Burada asıl önemli olan bir yandan zamanı ve fırsatı kaçırmamak, diğer yandan olası bir işlemin tüm sonuçlarını net bir şekilde anlamaktır. Geçtiğimiz gün İran Ordusu Tuğgeneral Kasım Takizadeh, Rus S-373'ün bir benzeri olan ve hatta "yetenekleri bakımından üstün olduğu" iddia edilen Bavar-300 uçaksavar füze sisteminin geliştirilmesinin tamamlandığını duyurdu. ” ona. İnanması zor ama konu bu değil. Bu numara, savaşçılarımızla Tahran için kesinlikle işe yaramayacak - ne kadar isteseler de yakın gelecekte Sukhoi'nin herhangi bir "analogunu" yaratamayacaklar. Ve ülkemiz dışında herhangi birinin onlara modern savaş uçakları sağlamayı kabul etmesi pek olası değil. Bütün bunlarla birlikte. Moskova'nın bu tür bir işbirliğinin ABD ile çatışmanın yeni bir şiddetlenmesine yol açacağını anlaması gerekiyor. Burada her şey hikayedekinden çok daha ciddi olacak S-400'lerin Türkiye'ye gitmesi... Aynı zamanda ABD'nin giderek artan “havacılık genişlemesi” faktörü de göz ardı edilemez. Bugün Amerikan askeri-endüstriyel kompleksi, mümkün olduğu kadar çok sayıda müttefik ülkeyi ürünleriyle doyurmaya çalışıyor. Ve burada savaşçıların temini belki de ilk sırada geliyor. Bu sadece Japonya'nın 35 adetlik yeni, daha da büyük bir Amerikan F-42B partisi satın almasıyla ilgili değil. Şu anda ABD Kongresi'nde Tayvan'a gerçekten rekor sayıda savaş uçağının (66 F-16 savaş uçağı) satışını desteklemek için güçlü bir kampanya yürütülüyor. Ve bu, böyle bir olasılığın, "sert misilleme önlemleri" tehdidinde bulunan Pekin'in zaten son derece olumsuz bir tepkisine neden olmasına rağmen.

Amerika Birleşik Devletleri, kendi ürettiği savaş uçaklarıyla Asya-Pasifik bölgesini kelimenin tam anlamıyla "pompalıyor". Böyle bir durumda Rusya'nın verebileceği tamamen mantıklı bir tepki, kendi savaşçılarının Suriye semalarında kendilerini kanıtladıktan sonra özellikle talep gördükleri Orta Doğu ülkelerine ihracatını genişletmek olabilir.
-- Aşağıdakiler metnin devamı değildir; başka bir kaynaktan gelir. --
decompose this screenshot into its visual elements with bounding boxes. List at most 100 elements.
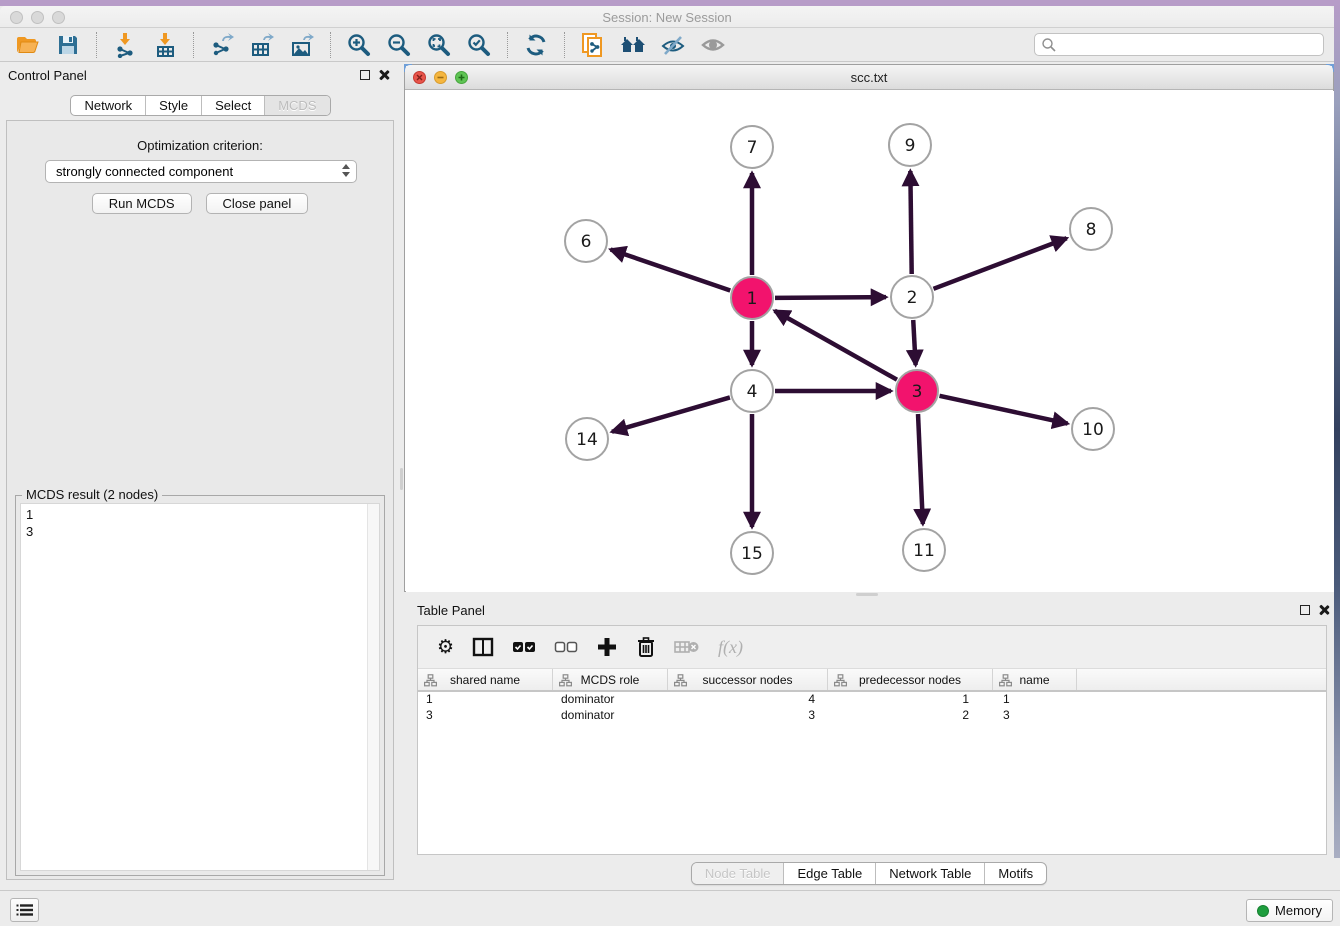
import-network-icon[interactable]: [111, 31, 139, 59]
edge-2-8[interactable]: [934, 238, 1067, 289]
open-session-icon[interactable]: [14, 31, 42, 59]
node-8[interactable]: 8: [1070, 208, 1112, 250]
import-table-icon[interactable]: [151, 31, 179, 59]
control-panel-tabs: NetworkStyleSelectMCDS: [0, 95, 401, 116]
refresh-layout-icon[interactable]: [522, 31, 550, 59]
add-column-icon[interactable]: [596, 634, 618, 660]
network-view-frame: scc.txt 7 9 6 8 1 2 4 3 14 10 15 11: [404, 64, 1334, 592]
homes-icon[interactable]: [619, 31, 647, 59]
zoom-fit-icon[interactable]: [425, 31, 453, 59]
zoom-out-icon[interactable]: [385, 31, 413, 59]
table-toolbar: ⚙ f(x): [418, 626, 1326, 669]
node-table-container: ⚙ f(x) shared nameMCDS: [417, 625, 1327, 855]
tab-node-table[interactable]: Node Table: [692, 863, 784, 884]
table-row[interactable]: 3dominator323: [418, 708, 1326, 724]
search-input[interactable]: [1057, 36, 1323, 54]
zoom-selected-icon[interactable]: [465, 31, 493, 59]
node-label: 3: [912, 382, 923, 402]
control-panel-header: Control Panel: [0, 62, 401, 88]
node-table[interactable]: shared nameMCDS rolesuccessor nodesprede…: [418, 669, 1326, 724]
select-all-icon[interactable]: [512, 634, 536, 660]
network-canvas[interactable]: 7 9 6 8 1 2 4 3 14 10 15 11: [406, 91, 1334, 592]
column-header-successor-nodes[interactable]: successor nodes: [668, 669, 828, 690]
result-scrollbar[interactable]: [367, 504, 379, 870]
tab-edge-table[interactable]: Edge Table: [783, 863, 875, 884]
window-titlebar: Session: New Session: [0, 6, 1334, 28]
close-panel-button[interactable]: Close panel: [206, 193, 309, 214]
horizontal-splitter-grip[interactable]: [856, 593, 878, 596]
column-header-MCDS-role[interactable]: MCDS role: [553, 669, 668, 690]
table-cell: 3: [668, 708, 828, 724]
node-10[interactable]: 10: [1072, 408, 1114, 450]
tab-mcds[interactable]: MCDS: [264, 96, 329, 115]
toolbar-separator: [330, 32, 331, 58]
mcds-result-groupbox: MCDS result (2 nodes) 13: [15, 495, 385, 876]
fx-label: f(x): [718, 637, 743, 658]
column-header-predecessor-nodes[interactable]: predecessor nodes: [828, 669, 993, 690]
table-float-icon[interactable]: [1300, 605, 1310, 615]
column-header-shared-name[interactable]: shared name: [418, 669, 553, 690]
save-session-icon[interactable]: [54, 31, 82, 59]
memory-button[interactable]: Memory: [1246, 899, 1333, 922]
close-panel-icon[interactable]: [378, 69, 390, 81]
mcds-panel: Optimization criterion: strongly connect…: [6, 120, 394, 880]
toolbar-separator: [193, 32, 194, 58]
edge-1-2[interactable]: [775, 297, 886, 298]
edge-1-6[interactable]: [611, 249, 731, 290]
export-network-icon[interactable]: [208, 31, 236, 59]
node-9[interactable]: 9: [889, 124, 931, 166]
edge-2-3[interactable]: [913, 320, 915, 365]
export-table-icon[interactable]: [248, 31, 276, 59]
vertical-splitter-grip[interactable]: [400, 468, 403, 490]
dropdown-arrows-icon: [342, 164, 350, 177]
network-frame-titlebar[interactable]: scc.txt: [405, 65, 1333, 90]
optimization-criterion-label: Optimization criterion:: [7, 138, 393, 153]
node-15[interactable]: 15: [731, 532, 773, 574]
task-history-button[interactable]: [10, 898, 39, 922]
export-image-icon[interactable]: [288, 31, 316, 59]
node-4[interactable]: 4: [731, 370, 773, 412]
table-close-icon[interactable]: [1318, 604, 1330, 616]
duplicate-network-icon[interactable]: [579, 31, 607, 59]
edge-3-1[interactable]: [775, 311, 897, 380]
edge-3-10[interactable]: [939, 396, 1067, 424]
node-1[interactable]: 1: [731, 277, 773, 319]
desktop-wallpaper-right: [1334, 0, 1340, 858]
table-header-row: shared nameMCDS rolesuccessor nodesprede…: [418, 669, 1326, 692]
toolbar-separator: [96, 32, 97, 58]
node-3[interactable]: 3: [896, 370, 938, 412]
edge-2-9[interactable]: [910, 171, 911, 274]
settings-gear-icon[interactable]: ⚙: [437, 634, 454, 660]
float-panel-icon[interactable]: [360, 70, 370, 80]
delete-column-icon[interactable]: [636, 634, 656, 660]
search-field[interactable]: [1034, 33, 1324, 56]
hide-eye-icon[interactable]: [659, 31, 687, 59]
tab-motifs[interactable]: Motifs: [984, 863, 1046, 884]
unselect-all-icon[interactable]: [554, 634, 578, 660]
node-7[interactable]: 7: [731, 126, 773, 168]
tab-network[interactable]: Network: [71, 96, 145, 115]
table-cell: 3: [993, 708, 1077, 724]
node-2[interactable]: 2: [891, 276, 933, 318]
tab-style[interactable]: Style: [145, 96, 201, 115]
criterion-dropdown[interactable]: strongly connected component: [45, 160, 357, 183]
node-6[interactable]: 6: [565, 220, 607, 262]
tab-select[interactable]: Select: [201, 96, 264, 115]
column-label: name: [1019, 673, 1049, 687]
column-header-name[interactable]: name: [993, 669, 1077, 690]
run-mcds-button[interactable]: Run MCDS: [92, 193, 192, 214]
mcds-result-area[interactable]: 13: [20, 503, 380, 871]
node-label: 9: [905, 136, 916, 156]
node-label: 8: [1086, 220, 1097, 240]
table-cell: 1: [993, 692, 1077, 708]
zoom-in-icon[interactable]: [345, 31, 373, 59]
edge-3-11[interactable]: [918, 414, 923, 524]
split-columns-icon[interactable]: [472, 634, 494, 660]
node-14[interactable]: 14: [566, 418, 608, 460]
edge-4-14[interactable]: [612, 397, 730, 431]
tab-network-table[interactable]: Network Table: [875, 863, 984, 884]
table-row[interactable]: 1dominator411: [418, 692, 1326, 708]
node-11[interactable]: 11: [903, 529, 945, 571]
node-label: 6: [581, 232, 592, 252]
show-eye-icon[interactable]: [699, 31, 727, 59]
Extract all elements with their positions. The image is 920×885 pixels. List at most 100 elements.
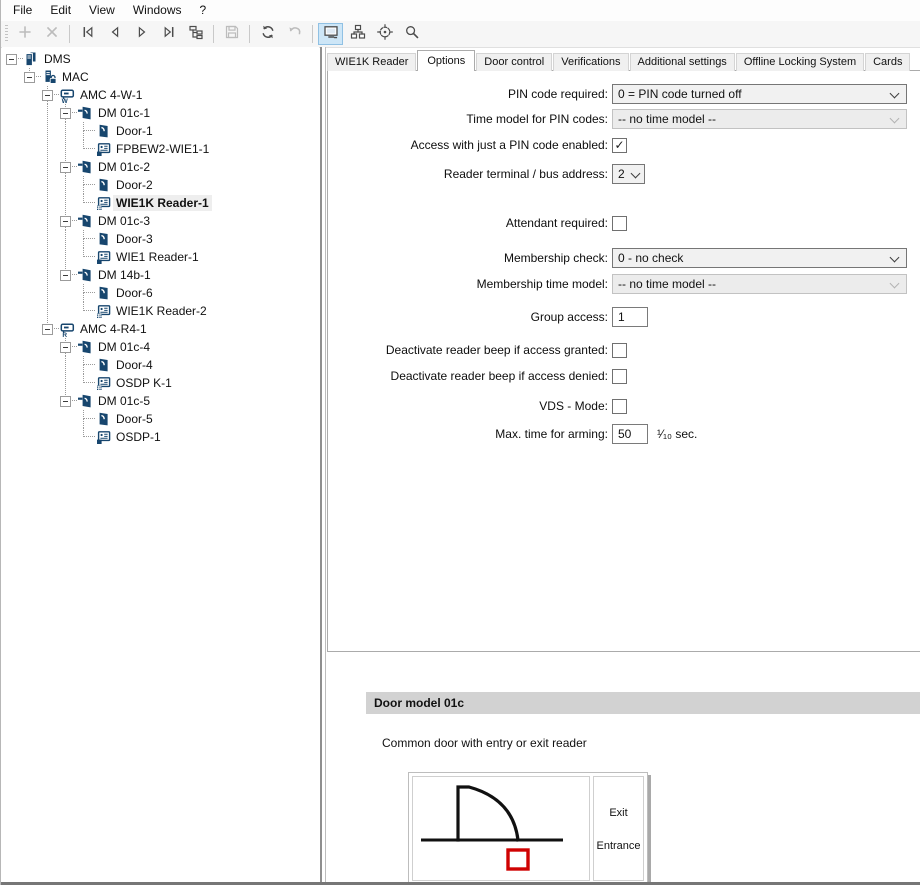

Küresel muharebe aracı üreticileri arasındaki "hava üstünlüğü" mücadelesi giderek yoğunlaşıyor ve Sukhoi uçaklarımız ne kadar çok ülkeye ihraç edilirse o kadar iyi.
7 comments
bilgi
Değerli okur, yayına yorum yapmak için giriş.
  1. 0
    20 Ağustos 2019 09: 11
    Bu doğru.
    Yazık ki pek çok ülkeyle dost değiliz ama Hindistan, Çin, hatta İran bile zaten kendi işini yapıyor veya yapmaya başlıyor.
  2. 0
    20 Ağustos 2019 13: 05
    Bunu bize satmaları iyi.
    Eski MiG-29'ları silip Ukraynalılara satmak mümkün olacak.
    1. +1
      20 Ağustos 2019 13: 53
      Ve Ukraynalılar da bu MiG'leri İran'a itecek!
      1. +1
        20 Ağustos 2019 13: 56
        İyi fikir.
        Peki İran'ın bu çöpe ihtiyacı var mı?
        1. +1
          20 Ağustos 2019 14: 00
          Ve bunu eski Zhiguli arabalarında olduğu gibi yapabilirler. Bir plaka ve paslı bir gövde satın alıyorlar ve ardından yeni olan her şeyi eski plakanın altına koyuyorlar. İşte burada. Eski bir MiG satın aldık ve bunun için yeni yedek parçaların (gövde vb. şeklinde) nerede bulunduğunu yalnızca Allah bilir!
  3. +2
    21 Ağustos 2019 13: 26
    Alıntı: Sergey Latyshev
    Bu doğru.
    Yazık ki pek çok ülkeyle dost değiliz ama Hindistan, Çin, hatta İran bile zaten kendi işini yapıyor veya yapmaya başlıyor.

    Birçok Asya, Afrika ve diğer ülkeyle “dostluk” bize o zamanki dolar cinsinden 150 milyarlık dış borçla sonuçlandı ve bu borç alınamaması nedeniyle silindi. Yüzünüzü kaybetmemelisiniz!!! Modern dolar döviz kurları açısından şöyle olurdu....
  4. +1
    26 Ağustos 2019 08: 28
    Bizimle dostlar çünkü tüm satışlar ya krediyle ya da takasla yapılıyor. Yöneticilerden oluşan hükümetimiz ancak halkını sayaçlara takabilir ve ipotek borçları için daireleri ellerinden alabilir!